How to gain maximum benefit from a massage?
Whether you are looking to massage for its unique benefits or exercise effects, these 10 tips should help:
- Be receptive and open to the massage and allow yourself to enjoy it.
- Do not eat or drink too much liquid right before a session.
- Be on time to ensure your massage is not cut short.
- Only take off as much clothing as you are comfortable with.
- Communicate your requirements with your therapist.
- Remember to breathe normally and consistently.
- Relax your mind and body.
- Drink extra water after a session.
- Take a few minutes to rest before getting up after the massage.
- Schedule regular massage sessions and stay consistent.
How often should you get a massage?
You might be surprised to know that you can actually get massaged too frequently. The most you should have one done is once a week unless you are dealing with pain or high-intensity sports. Your therapist will most likely ask you some questions to determine a good frequency based on your lifestyle, needs, and body’s response.
Deep tissue massages, especially if done alongside exercise, should be done once every two to three weeks, allowing the muscle tissue to heal and repair between sessions. Intense pain can often be felt if the body is really stiff or under high stress and giving proper resting time is crucial to avoid further damage, much like with exercise.
Most people tend to wait until illness occurs or weight and stiffness are out of control before starting an exercise regime, and in the same way, people tend to wait until they feel aches and pains before going for a massage. Both of these situations can be somewhat avoided if regularly kept up with.

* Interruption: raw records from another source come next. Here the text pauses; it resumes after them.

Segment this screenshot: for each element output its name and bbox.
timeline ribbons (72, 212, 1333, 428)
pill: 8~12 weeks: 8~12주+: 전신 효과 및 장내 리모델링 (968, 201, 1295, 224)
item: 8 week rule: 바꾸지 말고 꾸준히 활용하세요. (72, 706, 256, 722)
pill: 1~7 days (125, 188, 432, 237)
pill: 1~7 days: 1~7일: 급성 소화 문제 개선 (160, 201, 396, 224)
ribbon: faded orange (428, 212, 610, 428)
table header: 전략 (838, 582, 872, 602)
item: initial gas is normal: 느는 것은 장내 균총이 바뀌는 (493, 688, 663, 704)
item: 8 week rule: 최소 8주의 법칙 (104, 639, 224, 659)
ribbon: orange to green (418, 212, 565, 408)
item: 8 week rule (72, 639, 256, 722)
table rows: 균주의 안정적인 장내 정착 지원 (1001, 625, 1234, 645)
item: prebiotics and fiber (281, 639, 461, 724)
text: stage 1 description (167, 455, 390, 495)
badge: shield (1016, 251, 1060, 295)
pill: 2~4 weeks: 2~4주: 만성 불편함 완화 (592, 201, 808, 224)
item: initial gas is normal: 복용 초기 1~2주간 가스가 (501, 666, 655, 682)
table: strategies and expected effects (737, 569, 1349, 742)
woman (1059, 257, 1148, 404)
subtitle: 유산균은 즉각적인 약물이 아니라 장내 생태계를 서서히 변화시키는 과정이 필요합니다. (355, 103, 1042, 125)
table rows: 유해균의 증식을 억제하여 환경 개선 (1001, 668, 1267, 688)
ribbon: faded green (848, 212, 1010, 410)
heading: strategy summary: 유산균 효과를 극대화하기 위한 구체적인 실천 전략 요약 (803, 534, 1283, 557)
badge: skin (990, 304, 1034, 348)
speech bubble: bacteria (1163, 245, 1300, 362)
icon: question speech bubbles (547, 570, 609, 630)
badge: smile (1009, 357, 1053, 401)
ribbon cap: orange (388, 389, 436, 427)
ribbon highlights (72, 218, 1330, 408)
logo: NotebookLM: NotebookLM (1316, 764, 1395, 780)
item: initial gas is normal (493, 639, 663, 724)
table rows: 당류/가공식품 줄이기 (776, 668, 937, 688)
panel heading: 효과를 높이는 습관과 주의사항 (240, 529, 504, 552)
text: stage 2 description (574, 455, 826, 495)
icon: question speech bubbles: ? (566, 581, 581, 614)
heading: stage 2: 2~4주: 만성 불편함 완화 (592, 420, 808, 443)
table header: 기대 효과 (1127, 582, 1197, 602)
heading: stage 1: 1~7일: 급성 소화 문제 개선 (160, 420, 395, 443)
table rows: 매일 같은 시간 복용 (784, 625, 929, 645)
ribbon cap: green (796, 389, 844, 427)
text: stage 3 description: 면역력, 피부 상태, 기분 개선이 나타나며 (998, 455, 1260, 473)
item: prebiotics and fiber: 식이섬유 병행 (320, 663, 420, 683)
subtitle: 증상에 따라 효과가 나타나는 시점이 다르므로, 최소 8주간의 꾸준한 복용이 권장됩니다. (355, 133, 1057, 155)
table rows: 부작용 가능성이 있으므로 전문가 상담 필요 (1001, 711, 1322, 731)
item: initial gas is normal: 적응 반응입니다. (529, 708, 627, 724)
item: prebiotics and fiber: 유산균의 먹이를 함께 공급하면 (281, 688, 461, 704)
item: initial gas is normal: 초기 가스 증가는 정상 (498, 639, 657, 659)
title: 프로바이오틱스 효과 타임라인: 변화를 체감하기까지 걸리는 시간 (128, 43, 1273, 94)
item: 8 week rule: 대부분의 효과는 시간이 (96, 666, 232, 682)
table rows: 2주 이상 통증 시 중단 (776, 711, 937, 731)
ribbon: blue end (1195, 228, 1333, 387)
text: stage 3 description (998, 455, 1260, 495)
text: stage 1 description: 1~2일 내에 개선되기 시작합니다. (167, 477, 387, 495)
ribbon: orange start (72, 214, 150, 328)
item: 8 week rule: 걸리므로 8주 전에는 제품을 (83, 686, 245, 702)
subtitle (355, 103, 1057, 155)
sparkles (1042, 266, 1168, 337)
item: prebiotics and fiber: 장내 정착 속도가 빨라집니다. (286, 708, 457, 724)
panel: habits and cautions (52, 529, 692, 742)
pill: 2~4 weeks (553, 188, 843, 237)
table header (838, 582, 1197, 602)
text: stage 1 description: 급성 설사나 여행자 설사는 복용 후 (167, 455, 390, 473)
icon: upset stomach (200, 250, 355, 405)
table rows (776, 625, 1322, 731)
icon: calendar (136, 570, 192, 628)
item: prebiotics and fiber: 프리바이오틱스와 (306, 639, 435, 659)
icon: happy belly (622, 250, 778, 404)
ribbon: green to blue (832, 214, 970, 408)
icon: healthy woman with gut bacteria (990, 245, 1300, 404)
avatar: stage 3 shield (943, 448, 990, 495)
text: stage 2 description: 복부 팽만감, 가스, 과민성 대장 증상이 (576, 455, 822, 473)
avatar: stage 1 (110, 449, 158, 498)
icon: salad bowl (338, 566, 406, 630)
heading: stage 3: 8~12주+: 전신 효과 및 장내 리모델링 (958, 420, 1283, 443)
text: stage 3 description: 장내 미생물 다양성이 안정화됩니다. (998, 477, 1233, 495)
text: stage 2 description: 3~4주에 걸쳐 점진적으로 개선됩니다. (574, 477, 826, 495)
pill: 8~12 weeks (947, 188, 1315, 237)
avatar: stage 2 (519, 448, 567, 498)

Prevention is better than cure.
Disadvantages of massages
While massages are generally quite safe, there are some negative aspects and side effects. Here are some examples listed below:
- Time-consuming. In our current busy hustling world, a massage can seem like its taking away from being productive.

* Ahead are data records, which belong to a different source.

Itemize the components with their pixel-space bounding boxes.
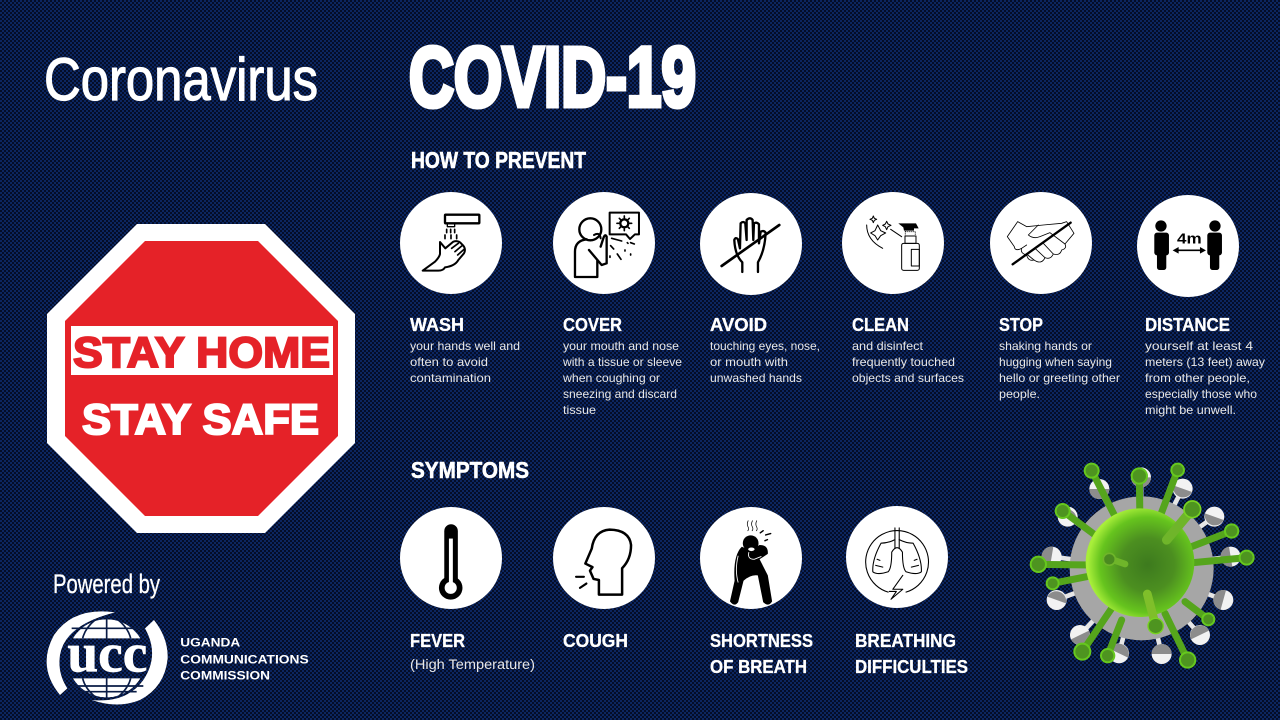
logo: Uganda Communications Commission: COMMISSION (180, 668, 270, 682)
text: stop: people. (999, 387, 1040, 401)
text: cover: COVER (563, 315, 622, 335)
text: breathing difficulties: BREATHING (855, 631, 956, 651)
text: stop: STOP (999, 315, 1043, 335)
text: avoid: touching eyes, nose, (710, 339, 820, 353)
text: distance: might be unwell. (1145, 403, 1236, 417)
icon: avoid (700, 193, 802, 295)
text: avoid: unwashed hands (710, 371, 802, 385)
text: wash: your hands well and (410, 339, 520, 353)
heading: how to prevent: HOW TO PREVENT (411, 147, 586, 173)
text: distance: yourself at least 4 (1145, 339, 1253, 353)
text: cough: COUGH (563, 631, 628, 651)
logo: Uganda Communications Commission: COMMUNICATIONS (180, 652, 309, 666)
text: clean (852, 315, 964, 385)
text: breathing difficulties (855, 631, 968, 677)
text: fever: (High Temperature) (410, 657, 535, 672)
text: distance: especially those who (1145, 387, 1257, 401)
title: Coronavirus: Coronavirus (44, 46, 318, 113)
icon: clean (842, 192, 944, 294)
text: wash (410, 315, 520, 385)
text: wash: often to avoid (410, 355, 488, 369)
icon: fever thermometer (400, 507, 502, 609)
text: avoid: AVOID (710, 315, 767, 335)
text: distance: meters (13 feet) away (1145, 355, 1265, 369)
icon: distance 4m: 4m (1177, 232, 1202, 248)
text: wash: WASH (410, 315, 464, 335)
icon: shortness of breath figure (700, 507, 802, 609)
icon: distance 4m (1137, 195, 1239, 297)
stop sign: STAY HOME (73, 329, 330, 377)
text: avoid (710, 315, 820, 385)
text: cover: sneezing and discard (563, 387, 677, 401)
icon: breathing lungs (846, 506, 948, 608)
stop sign (47, 224, 355, 533)
stop sign: STAY SAFE (82, 396, 319, 444)
logo: Uganda Communications Commission: UGANDA (180, 636, 241, 650)
text: stop: hugging when saying (999, 355, 1112, 369)
icon: cover (553, 192, 655, 294)
title: COVID-19: COVID-19 (409, 30, 696, 124)
icon: cough head (553, 507, 655, 609)
text: clean: CLEAN (852, 315, 909, 335)
text: stop: hello or greeting other (999, 371, 1120, 385)
text: shortness of breath (710, 631, 813, 677)
text: cover (562, 315, 682, 417)
icon: wash (400, 192, 502, 294)
text: clean: objects and surfaces (852, 371, 964, 385)
text: clean: frequently touched (852, 355, 955, 369)
text: cover: with a tissue or sleeve (562, 355, 682, 369)
text: wash: contamination (410, 371, 491, 385)
text: cover: when coughing or (562, 371, 660, 385)
logo: Uganda Communications Commission: ucc (67, 623, 147, 684)
heading: symptoms: SYMPTOMS (411, 457, 529, 483)
text: breathing difficulties: DIFFICULTIES (855, 657, 968, 677)
text: stop: shaking hands or (999, 339, 1092, 353)
text: fever: FEVER (410, 631, 465, 651)
text: clean: and disinfect (852, 339, 924, 353)
illustration: green virus (1031, 464, 1254, 668)
icon: stop handshake (990, 192, 1092, 294)
text: avoid: or mouth with (710, 355, 788, 369)
text: distance: DISTANCE (1145, 315, 1230, 335)
text: fever (410, 631, 535, 672)
powered by label: Powered by (53, 569, 160, 599)
text: cover: your mouth and nose (563, 339, 679, 353)
text: shortness of breath: OF BREATH (710, 657, 807, 677)
text: stop (999, 315, 1120, 401)
text: shortness of breath: SHORTNESS (710, 631, 813, 651)
text: distance (1145, 315, 1265, 417)
text: distance: from other people, (1145, 371, 1250, 385)
logo: Uganda Communications Commission (47, 611, 309, 704)
text: cover: tissue (563, 403, 596, 417)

- Expensive. Massage is considered a luxury treatment and can often be pricey depending on specifics, areas, salon rating, and therapist qualifications.
- Awkwardness. If you are someone who is shy, ticklish, or not a fan of physical contact, a massage can feel awkward and slightly uncomfortable.
- Muscle Pain. Many people can suffer some version of pain due to professional deep tissue techniques (ask for a light pressure relaxing technique if that’s what you prefer)
- Headaches. Not as common but can happen due to the position of the head during the session and more commonly from not drinking enough water after.
- Fatigue. Releasing tension generally allows the body and mind to enter relaxation mode, and also lying down for a fair amount of time are both factors causing fatigue and sleepiness.
- Skin sensitivity. Pressure and rubbing can cause redness which may lead to sensitivity. The feeling of heat can also be experienced due to muscles reacting.
- Nausea. This is mainly from releasing toxins. Water and rest can help to relieve these symptoms, and it’s not a very common effect.
- Aggravating an older injury. It’s important to work with a professional therapist and inform them of your past injuries to avoid this from happening. The cause of this is from pressure and stimulation methods.
Observe that each of these points is extremely common factors with exercise in some shape or form as well.
From all the above info it would be fair to say that they are both extremely beneficial in similar yet their own ways.
Exercise is recommended for a healthy lifestyle, fitness, strength, advanced weight loss, muscle building, and overall health. Massage therapy is recommended for healthy well-being, repairing, and relaxation. Even with their similar effects, one cannot replace the other since each one’s personal properties are unique.
Both exercise and massage therapy are very much each individual’s personal choice which stems from preference. It’s safe to agree that many people would prefer to do both and gain maximum benefits.